Mit der Revision trägt die Beklagte vor, es sei klargestellt, daß es sich bei der Berufungsschrift um eine prozessuale Erklärung des handlungs- und zeichnungsberechtigten Bediensteten handele. Sie beantragt,

das Urteil des Landessozialgerichts für das Land Nordrhein-Westfalen vom 25. Oktober 1977 aufzuheben und die Sache zurückzuverweisen.

Die Klägerin beantragt,

die Revision der Beklagten zurückzuweisen.

Sie hält das angefochtene Urteil für zutreffend.

Die Beteiligten haben sich damit einverstanden erklärt, daß der Senat ohne mündliche Verhandlung entscheidet.

 

Entscheidungsgründe

Die Revision der Beklagten ist begründet. Das LSG hat zu Unrecht die Berufung der Beklagten als unzulässig verworfen. Der vom LSG angenommene Formfehler liegt nicht vor. Die Berufungsschrift der Beklagten entspricht der in § 151 Abs 1 SGG vorgeschriebenen Schriftform.

Der Gemeinsame Senat der obersten Gerichtshöfe des Bundes hat im Beschluß vom 30. April 1979 - GmS-OGB 1/78 - entschieden, daß die Revisionsbegründung einer Körperschaft oder Anstalt des öffentlichen Rechts oder einer Behörde auch dann der gesetzlichen Schriftform entspricht, wenn der in Maschinenschrift wiedergegebene Name des Verfassers mit einem Beglaubigungsvermerk versehen ist, unabhängig davon, ob diesem Vermerk ein Dienstsiegel beigedrückt ist.

Der erkennende Senat schließt sich dieser Rechtsauffassung an und wendet sie über den Fall der Revisionsbegründung (§ 164 Abs 2 SGG) hinaus auch auf die Berufung (§ 151 Abs 1 SGG) an.
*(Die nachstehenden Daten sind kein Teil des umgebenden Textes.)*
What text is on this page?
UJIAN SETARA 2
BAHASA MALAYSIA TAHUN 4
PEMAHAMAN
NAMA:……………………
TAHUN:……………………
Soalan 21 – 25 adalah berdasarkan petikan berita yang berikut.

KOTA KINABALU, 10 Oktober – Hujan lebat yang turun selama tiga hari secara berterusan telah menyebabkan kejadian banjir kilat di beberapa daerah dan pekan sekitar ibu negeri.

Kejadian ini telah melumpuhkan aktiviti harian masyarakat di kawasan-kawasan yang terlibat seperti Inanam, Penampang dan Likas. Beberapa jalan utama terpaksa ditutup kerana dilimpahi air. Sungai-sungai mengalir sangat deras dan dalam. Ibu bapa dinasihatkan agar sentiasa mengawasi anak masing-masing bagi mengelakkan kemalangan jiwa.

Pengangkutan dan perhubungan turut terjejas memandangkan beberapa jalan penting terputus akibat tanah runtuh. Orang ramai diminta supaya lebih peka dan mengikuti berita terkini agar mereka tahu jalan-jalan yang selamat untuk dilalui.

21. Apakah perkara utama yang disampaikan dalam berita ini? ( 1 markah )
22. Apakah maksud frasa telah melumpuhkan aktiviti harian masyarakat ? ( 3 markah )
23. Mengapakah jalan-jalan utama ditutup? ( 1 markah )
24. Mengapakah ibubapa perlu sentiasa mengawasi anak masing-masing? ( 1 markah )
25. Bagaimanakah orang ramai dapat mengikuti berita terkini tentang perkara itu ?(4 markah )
Beide Prozeßhandlungen müssen schriftlich erfolgen; das ergibt sich für die Berufung aus dem Gesetz und ist für die Revisionsbegründung einheitliche Auffassung (vgl den Beschluß des GemSen und zB Meyer-Ladewig, SGG, Anm 9 zu § 164 SGG). Wegen der größeren förmlichen Bedeutung der Revisionsbegründung und des Umstandes, daß diese im Gegensatz zur Berufung nur von einem zugelassenen Prozeßbevollmächtigten wirksam abgegeben werden kann (§ 166 SGG), könnte allenfalls für die Revisionsbegründung, nicht aber umgekehrt für die Berufungsschrift die größere Formstrenge gelten. Deshalb muß eine für die Revisionsbegründung ausreichende Form der Unterzeichnung auch für die Berufungsschrift genügen.

Das angefochtene Urteil war aufzuheben. Da der Senat nicht selbst sachlich entscheiden kann, war die Sache zurückzuverweisen.

Das LSG wird auch über die Kosten entscheiden.